Still, the idea of changing the rules to exclude the offspring of illegal immigrants keeps popping up. It's now part of the Texas Republican Party platform, has again gotten support as a plank in the national party platform, and legislation has been introduced in Congress and at least 14 states to set the "anchor babies" adrift.
If we're changing the rules, I say let's do it right. Let's have everybody reapply for citizenship -- all of us -- and make the vetting comprehensive.
"Ma'am, I can see you've been a law-abiding citizen for 78 years, but it says here that not only do you pay for groceries by writing a check, you don't fill out the check until the cashier tells you the total. You don't even fill in the date while she scans. You're driving other shoppers insane. We have to ask you to leave."
People who are really proud their families came over on the Mayflower should go, too.
"Your family has enjoyed hundreds of years of limitless opportunity, and failed to come up with a single achievement more impressive than how you got here? You've had your chance at America. Scram."

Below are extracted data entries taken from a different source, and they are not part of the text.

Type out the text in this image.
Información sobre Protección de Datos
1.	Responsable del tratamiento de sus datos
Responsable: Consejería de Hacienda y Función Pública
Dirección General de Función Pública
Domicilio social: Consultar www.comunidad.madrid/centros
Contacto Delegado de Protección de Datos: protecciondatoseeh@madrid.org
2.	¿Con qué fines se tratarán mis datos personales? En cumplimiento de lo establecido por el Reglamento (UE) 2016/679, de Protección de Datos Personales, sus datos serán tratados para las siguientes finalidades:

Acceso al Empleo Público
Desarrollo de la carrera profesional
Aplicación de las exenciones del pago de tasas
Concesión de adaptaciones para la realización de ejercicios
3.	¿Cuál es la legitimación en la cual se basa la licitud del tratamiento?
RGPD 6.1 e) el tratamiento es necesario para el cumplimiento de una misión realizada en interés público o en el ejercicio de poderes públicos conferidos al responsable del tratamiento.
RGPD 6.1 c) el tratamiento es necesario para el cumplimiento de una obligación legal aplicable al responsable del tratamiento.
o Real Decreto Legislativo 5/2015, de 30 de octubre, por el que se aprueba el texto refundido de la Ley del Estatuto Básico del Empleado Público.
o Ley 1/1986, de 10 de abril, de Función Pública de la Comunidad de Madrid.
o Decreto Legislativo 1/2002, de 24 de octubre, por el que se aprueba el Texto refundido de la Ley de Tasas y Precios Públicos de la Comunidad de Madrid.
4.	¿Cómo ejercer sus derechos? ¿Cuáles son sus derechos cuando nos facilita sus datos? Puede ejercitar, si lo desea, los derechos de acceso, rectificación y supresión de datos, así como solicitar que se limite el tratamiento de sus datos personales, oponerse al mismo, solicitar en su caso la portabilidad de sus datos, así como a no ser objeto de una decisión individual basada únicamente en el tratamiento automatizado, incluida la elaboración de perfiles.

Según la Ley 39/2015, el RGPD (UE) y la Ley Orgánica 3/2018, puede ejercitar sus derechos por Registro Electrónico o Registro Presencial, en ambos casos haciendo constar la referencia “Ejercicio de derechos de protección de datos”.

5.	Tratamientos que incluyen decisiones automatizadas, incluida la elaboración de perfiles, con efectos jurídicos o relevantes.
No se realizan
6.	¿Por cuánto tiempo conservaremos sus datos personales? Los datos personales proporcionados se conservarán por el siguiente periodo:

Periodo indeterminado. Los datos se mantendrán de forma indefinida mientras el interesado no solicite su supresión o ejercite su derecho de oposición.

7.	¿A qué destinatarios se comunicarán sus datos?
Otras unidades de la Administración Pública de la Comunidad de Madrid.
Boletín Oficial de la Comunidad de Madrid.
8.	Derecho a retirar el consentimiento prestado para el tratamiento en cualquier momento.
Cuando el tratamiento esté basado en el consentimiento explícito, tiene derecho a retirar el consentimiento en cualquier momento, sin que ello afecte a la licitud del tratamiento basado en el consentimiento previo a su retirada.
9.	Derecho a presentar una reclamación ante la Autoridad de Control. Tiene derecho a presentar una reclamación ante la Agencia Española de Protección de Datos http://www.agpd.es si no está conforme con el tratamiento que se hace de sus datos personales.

Then there are the people that have really loud, personal cellphone conversations in public.
"It's been reported you held a graphic, 26-minute phone conversation about getting a boil lanced while in line at the bank. We don't care where you go, but you can't stay here."
People that can't define the difference between astrology and astronomy? Gone. Those who drive in the breakdown lane during a traffic jam, then try to merge back in? So gone.
Of course, we could take a different approach. Rather than redefining citizenship in a way that would make about 10 percent of people born here nationless, we could act as if we understand that immigration is a form of self-selection bringing us the best, most motivated people -- and made us the nation we are. We could consider that, for a parent whose family faces hopelessness and starvation, taking a huge risk to get into the United States, even illegally, is morally justified.
We could acknowledge, as President Ronald Reagan did when he granted amnesty to 4 million undocumented people, that once they become part of our national fabric, it is too painful to rip them out. We could recognize that expelling 11 million undocumented folks would demolish the housing market by emptying 3 million more units, and deprive us of a population segment young and fertile enough to give us some hope of funding Social Security and Medicare in future decades. And we could create a legal immigration system accommodating enough to make illegal immigration unattractive.
If we don't want to do all that, fine. But if we do change the rules of citizenship, I'd prefer we bounce folks on their merits rather than the pedigree of their folks. Isn't that the real American way?
Lane Filler is a member of the Newsday editorial board.